Ma quella città senza nome non è disposta ad accogliere la loro storia. I rifugiati sono sempre più numerosi, i miliziani iniziano a creare disordini, le stelle, in cielo, lasciano il posto a droni ed elicotteri. È un tempo di coprifuochi, di sguardi spaventati fuori dalle finestre, di genitori in attesa di figli che non torneranno più. Ma è anche un tempo di speranza, di voci che sussurrano l’esistenza di porte capaci di trasportarti lontano, in luoghi più sicuri.
Sarà proprio grazie a una di quelle porte che Saeed e Nadia riusciranno a lasciare la loro città, in cerca di salvezza. Ma l’attraversamento di quella soglia nera è solo l’inizio di un lungo viaggio, che li porterà prima a Mykonos poi a Londra poi a San Francisco, in una lunga odissea metafora delle rotte percorse dai migranti. Ma Hamid si spinge oltre, disegnando un mondo possibile, dove il presente in cui è immersa la nostra società si accentua per dare vita a un futuro vicino e che – forse – non vorremmo mai vedere, fatto di violenza.

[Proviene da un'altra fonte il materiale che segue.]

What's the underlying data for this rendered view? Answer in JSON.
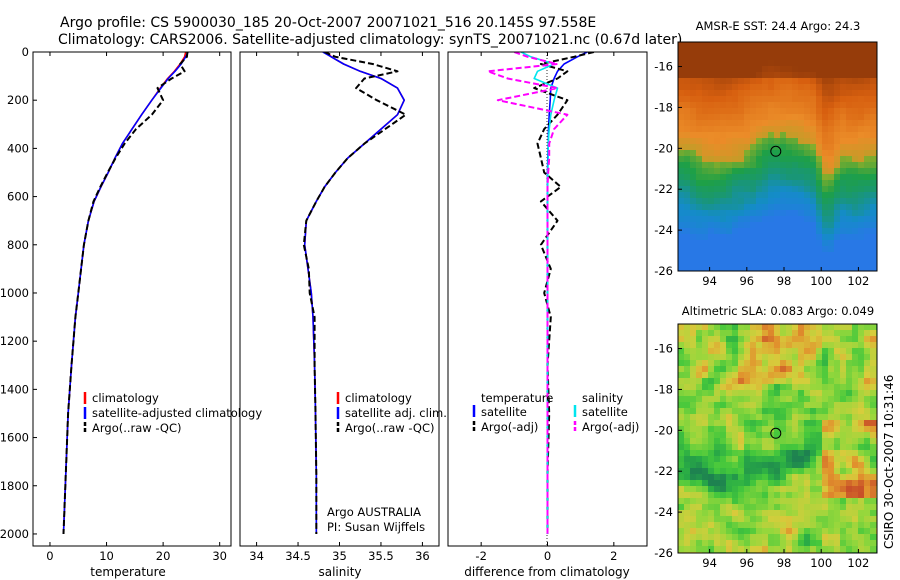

Dopo Il fondamentalista riluttante e La civiltà del disagio, Hamid scrive un romanzo che unisce in giusta misura l’oggettività del reportage e la fantasia tipica del realismo magico, con una prosa in gran parte descrittiva ma punteggiata da battute e dialoghi incisivi. Un romanzo che porta il lettore a interrogarsi sul valore e il significato di termini come multiculturalismo, cosmopolitismo e società ibrida, più che mai attuali e necessari nella loro valenza politica, storica e psicologica.